Verizon has a slight problem with this service, because they might migrate home landline users to Verizon Wireless, which is minority owned by Vodafone. This would send money out the door to this partner that they would otherwise retain in a landline market. Of course, Verizon could also see a DSL uptake, which the article doesn’t mention, and capture revenue in other markets where they have no landline business. Verizon told the reporter they have no converged calling plans on the table.

Posted by Glennf at 2:51 PM | Comments (0) | TrackBack

August 3, 2006

AirMagnet Offers VoWLAN Test Suite

By Glenn Fleishman

If you can move data over it, you’d better be able to test: AirMagnet is known for planning, testing, and monitoring wireless LAN networks, and their latest product logically extends that into voice. The VoFi Analyzer is designed to determine the performance and security of VoWLAN. It’s a new technology and thus existing tools need to be updated or new tools developed for the particular characteristics. What happens if 50 people associated with a couple APs on insufficient backhaul make calls at once? Does the system leak authentication data? And so on.

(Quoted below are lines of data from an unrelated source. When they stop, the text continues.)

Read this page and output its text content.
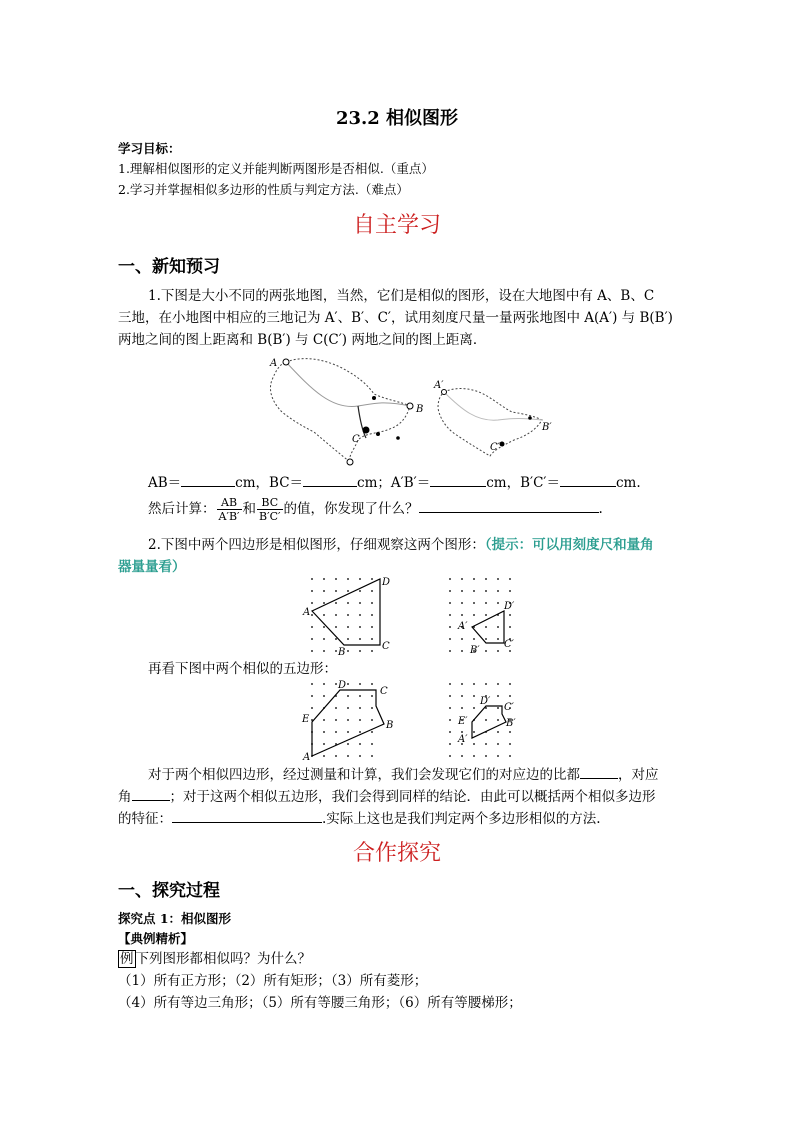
23.2 相似图形
学习目标：
1.理解相似图形的定义并能判断两图形是否相似.（重点）
2.学习并掌握相似多边形的性质与判定方法.（难点）
自主学习
一、新知预习
1.下图是大小不同的两张地图，当然，它们是相似的图形，设在大地图中有 A、B、C
三地，在小地图中相应的三地记为 A′、B′、C′，试用刻度尺量一量两张地图中 A(A′) 与 B(B′)
两地之间的图上距离和 B(B′) 与 C(C′) 两地之间的图上距离．
A
B
C
A′
B′
C′
AB＝	cm，BC＝	cm；A′B′＝	cm，B′C′＝	cm.
然后计算： $\frac{AB}{A'B'}$ 和 $\frac{BC}{B'C'}$ 的值，你发现了什么？	.
2.下图中两个四边形是相似图形，仔细观察这两个图形：（提示：可以用刻度尺和量角
器量量看）
A
B
C
D
A′
B′
C′
D′
再看下图中两个相似的五边形：
A
B
C
D
E
A′
B′
C′
D′
E′
对于两个相似四边形，经过测量和计算，我们会发现它们的对应边的比都	，对应
角	；对于这两个相似五边形，我们会得到同样的结论．由此可以概括两个相似多边形
的特征：	.实际上这也是我们判定两个多边形相似的方法.
合作探究
一、探究过程
探究点 1：相似图形
【典例精析】
例 下列图形都相似吗？为什么？
（1）所有正方形；（2）所有矩形；（3）所有菱形；
（4）所有等边三角形；（5）所有等腰三角形；（6）所有等腰梯形；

AirMagnet cites an Infonetics’ report that the market will grow to $3.7b for VoWLAN by 2009. That’s a lot of purchasing decisions that could go wrong. VoFi Analyzer works across the entire VoWLAN chain, from IP-PBX through the network to the phone. It’s not just a tester, but a monitoring tool for quality across an active system. The company scored with an early AT&T connection; that firm is testing the software.

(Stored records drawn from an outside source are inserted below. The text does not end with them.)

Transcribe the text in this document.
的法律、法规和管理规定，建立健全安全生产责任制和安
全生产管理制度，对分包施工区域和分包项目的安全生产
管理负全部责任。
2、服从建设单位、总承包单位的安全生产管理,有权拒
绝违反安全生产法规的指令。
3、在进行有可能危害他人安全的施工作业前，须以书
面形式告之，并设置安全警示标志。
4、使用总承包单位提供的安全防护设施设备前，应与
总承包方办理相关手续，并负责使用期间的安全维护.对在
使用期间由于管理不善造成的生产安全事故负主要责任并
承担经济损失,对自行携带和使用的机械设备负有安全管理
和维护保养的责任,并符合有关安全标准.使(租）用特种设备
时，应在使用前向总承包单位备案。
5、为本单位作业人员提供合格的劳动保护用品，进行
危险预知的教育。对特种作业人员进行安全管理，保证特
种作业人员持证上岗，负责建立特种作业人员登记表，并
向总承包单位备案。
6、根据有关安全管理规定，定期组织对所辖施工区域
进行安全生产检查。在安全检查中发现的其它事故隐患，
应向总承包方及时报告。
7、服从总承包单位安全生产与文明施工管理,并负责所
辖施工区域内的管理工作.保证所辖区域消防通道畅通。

The press release doesn’t mention it, but I expect that AirMagnet is working with VoWLAN systems and handset makers to have secret sauce (or even open protocols) inserted in those products to provide better  reporting. Reporting often leads to improvements by tying in streams of performance data to systems that can act on it. A WLAN switch that can read VoIP service data might increase or decrease the power output of a given set of access points, or force associations of laptops to other APs, leaving a voice-heavy area preserved.